You have to love this show, which requires such a suspension of disbelief, but you get so tied into the characters, the acting, the writing, the production values, the dialoque, the drama, and the suspense- you really don't care, for example, that one of them might well have been sent to prison for stealing Mr. Scotty's teleportation machine from Star Trek. As a character can be in one part of the country and can seemingly end up in just the right place at just the right time, in a matter of minutes, well into a different state, and once or twice halfway across the country.
Or that one characters phone calls can be monitored, while another seems to be able to call with impunity. For that matter, the fact that in the first season, prisoners could seemingly call anywhere from a public phone in the prison yard without moderation.

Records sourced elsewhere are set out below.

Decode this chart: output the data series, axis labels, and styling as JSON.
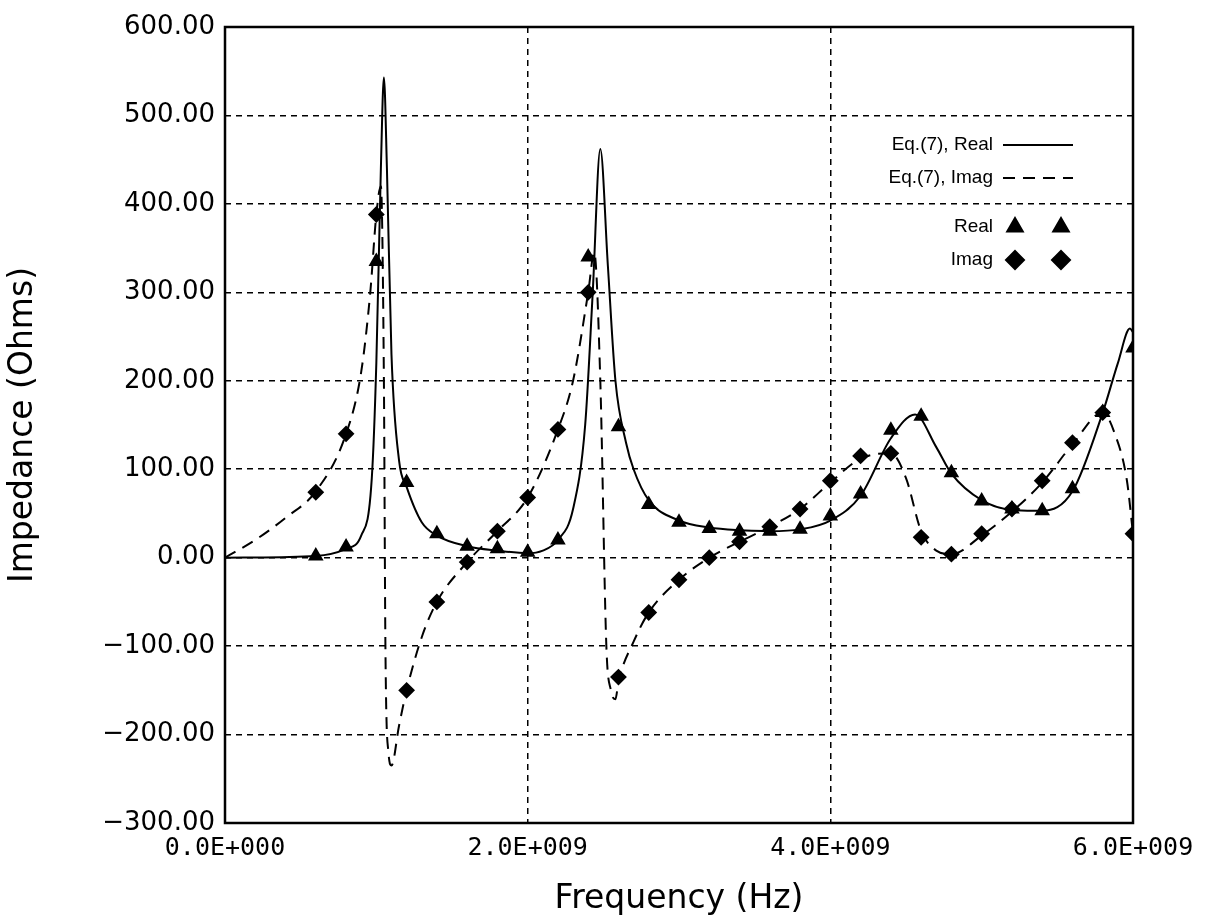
{
  "chart_data": {
    "type": "line",
    "xlabel": "Frequency (Hz)",
    "ylabel": "Impedance (Ohms)",
    "xlim": [
      0,
      6000000000.0
    ],
    "ylim": [
      -300,
      600
    ],
    "xticks": [
      {
        "value": 0,
        "label": "0.0E+000"
      },
      {
        "value": 2000000000.0,
        "label": "2.0E+009"
      },
      {
        "value": 4000000000.0,
        "label": "4.0E+009"
      },
      {
        "value": 6000000000.0,
        "label": "6.0E+009"
      }
    ],
    "yticks": [
      {
        "value": -300,
        "label": "−300.00"
      },
      {
        "value": -200,
        "label": "−200.00"
      },
      {
        "value": -100,
        "label": "−100.00"
      },
      {
        "value": 0,
        "label": "0.00"
      },
      {
        "value": 100,
        "label": "100.00"
      },
      {
        "value": 200,
        "label": "200.00"
      },
      {
        "value": 300,
        "label": "300.00"
      },
      {
        "value": 400,
        "label": "400.00"
      },
      {
        "value": 500,
        "label": "500.00"
      },
      {
        "value": 600,
        "label": "600.00"
      }
    ],
    "grid": true,
    "legend": "top right",
    "series": [
      {
        "name": "Eq.(7), Real",
        "type": "line",
        "color": "#000000",
        "line_style": "solid",
        "marker": "none",
        "x": [
          0,
          600000000.0,
          800000000.0,
          900000000.0,
          970000000.0,
          1000000000.0,
          1030000000.0,
          1050000000.0,
          1070000000.0,
          1100000000.0,
          1150000000.0,
          1200000000.0,
          1300000000.0,
          1400000000.0,
          1600000000.0,
          1800000000.0,
          2000000000.0,
          2100000000.0,
          2200000000.0,
          2300000000.0,
          2380000000.0,
          2430000000.0,
          2480000000.0,
          2530000000.0,
          2580000000.0,
          2650000000.0,
          2700000000.0,
          2800000000.0,
          3000000000.0,
          3200000000.0,
          3400000000.0,
          3600000000.0,
          3800000000.0,
          4000000000.0,
          4200000000.0,
          4400000000.0,
          4560000000.0,
          4700000000.0,
          4800000000.0,
          5000000000.0,
          5200000000.0,
          5400000000.0,
          5600000000.0,
          5800000000.0,
          5900000000.0,
          5980000000.0,
          6000000000.0
        ],
        "values": [
          0,
          2,
          10,
          25,
          90,
          220,
          440,
          543,
          440,
          230,
          110,
          80,
          40,
          25,
          13,
          8,
          5,
          8,
          20,
          55,
          150,
          300,
          462,
          330,
          200,
          130,
          100,
          65,
          42,
          34,
          31,
          30,
          32,
          42,
          70,
          135,
          162,
          125,
          95,
          65,
          54,
          53,
          75,
          164,
          220,
          259,
          255
        ]
      },
      {
        "name": "Eq.(7), Imag",
        "type": "line",
        "color": "#000000",
        "line_style": "dashed",
        "marker": "none",
        "x": [
          0,
          200000000.0,
          400000000.0,
          600000000.0,
          800000000.0,
          900000000.0,
          960000000.0,
          1000000000.0,
          1030000000.0,
          1050000000.0,
          1060000000.0,
          1080000000.0,
          1100000000.0,
          1150000000.0,
          1200000000.0,
          1300000000.0,
          1400000000.0,
          1600000000.0,
          1800000000.0,
          2000000000.0,
          2200000000.0,
          2300000000.0,
          2400000000.0,
          2440000000.0,
          2480000000.0,
          2520000000.0,
          2550000000.0,
          2580000000.0,
          2600000000.0,
          2700000000.0,
          2800000000.0,
          3000000000.0,
          3200000000.0,
          3400000000.0,
          3600000000.0,
          3800000000.0,
          4000000000.0,
          4200000000.0,
          4400000000.0,
          4500000000.0,
          4600000000.0,
          4700000000.0,
          4800000000.0,
          5000000000.0,
          5200000000.0,
          5400000000.0,
          5600000000.0,
          5800000000.0,
          5880000000.0,
          5960000000.0,
          6000000000.0
        ],
        "values": [
          0,
          20,
          45,
          75,
          140,
          210,
          300,
          388,
          420,
          200,
          -100,
          -220,
          -235,
          -190,
          -150,
          -90,
          -50,
          -5,
          30,
          68,
          145,
          200,
          300,
          345,
          200,
          -100,
          -150,
          -160,
          -140,
          -95,
          -62,
          -25,
          0,
          18,
          35,
          55,
          85,
          112,
          118,
          90,
          30,
          8,
          4,
          25,
          52,
          85,
          128,
          164,
          140,
          87,
          27
        ]
      },
      {
        "name": "Real",
        "type": "scatter",
        "color": "#000000",
        "marker": "triangle",
        "x": [
          600000000.0,
          800000000.0,
          1000000000.0,
          1200000000.0,
          1400000000.0,
          1600000000.0,
          1800000000.0,
          2000000000.0,
          2200000000.0,
          2400000000.0,
          2600000000.0,
          2800000000.0,
          3000000000.0,
          3200000000.0,
          3400000000.0,
          3600000000.0,
          3800000000.0,
          4000000000.0,
          4200000000.0,
          4400000000.0,
          4600000000.0,
          4800000000.0,
          5000000000.0,
          5200000000.0,
          5400000000.0,
          5600000000.0,
          5800000000.0,
          6000000000.0
        ],
        "values": [
          2,
          12,
          335,
          85,
          27,
          13,
          10,
          6,
          20,
          340,
          148,
          60,
          40,
          33,
          30,
          30,
          32,
          47,
          72,
          144,
          160,
          96,
          64,
          55,
          53,
          78,
          164,
          237
        ]
      },
      {
        "name": "Imag",
        "type": "scatter",
        "color": "#000000",
        "marker": "diamond",
        "x": [
          600000000.0,
          800000000.0,
          1000000000.0,
          1200000000.0,
          1400000000.0,
          1600000000.0,
          1800000000.0,
          2000000000.0,
          2200000000.0,
          2400000000.0,
          2600000000.0,
          2800000000.0,
          3000000000.0,
          3200000000.0,
          3400000000.0,
          3600000000.0,
          3800000000.0,
          4000000000.0,
          4200000000.0,
          4400000000.0,
          4600000000.0,
          4800000000.0,
          5000000000.0,
          5200000000.0,
          5400000000.0,
          5600000000.0,
          5800000000.0,
          6000000000.0
        ],
        "values": [
          74,
          140,
          388,
          -150,
          -50,
          -5,
          30,
          68,
          145,
          300,
          -135,
          -62,
          -25,
          0,
          18,
          35,
          55,
          87,
          115,
          118,
          23,
          4,
          27,
          55,
          87,
          130,
          164,
          27
        ]
      }
    ]
  }
}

Or that any prisoner can be so focused, so intense, that he can draw up such a comprehensive set of plans for an escape from prison, have them coded in a full body tatoo, and carry them through to such effect that, even if something goes wrong, one of the backup plans is sure to make up for it. Of course, there is an explanation for this aspect of Scoffields drive and abilities, one that might well afford an explanation for the manifestation of certain kinds of psychic abilites. Scoffield is sufferring from an ailment known as
low latent inhibition.
The nail-biting, pulse-punding, nerve wracking excitement of the show, however, more than makes up for it's many flaws, which are insignificant by comparison. Me, I can't wait to see what happens tonight. No matter what you think you have figured out, you never really know.
I'm still expecting in the back of my mind for this seasons promised "biggest surprise" to be the return of mob boss John Abruzzi (Peter Stormare) who was killed by Mahone in this seasons episode four, killed by a hail of bullets in the doorway of a motel where he had been lured in the hopes of finally killing the despised mob informant Fibbonnacci.
Yeah, I know, that kind of thing is just totally unrealistic. But like I said, this is Prison Break. Who cares about realism anyway? Surrealism is so much more fun.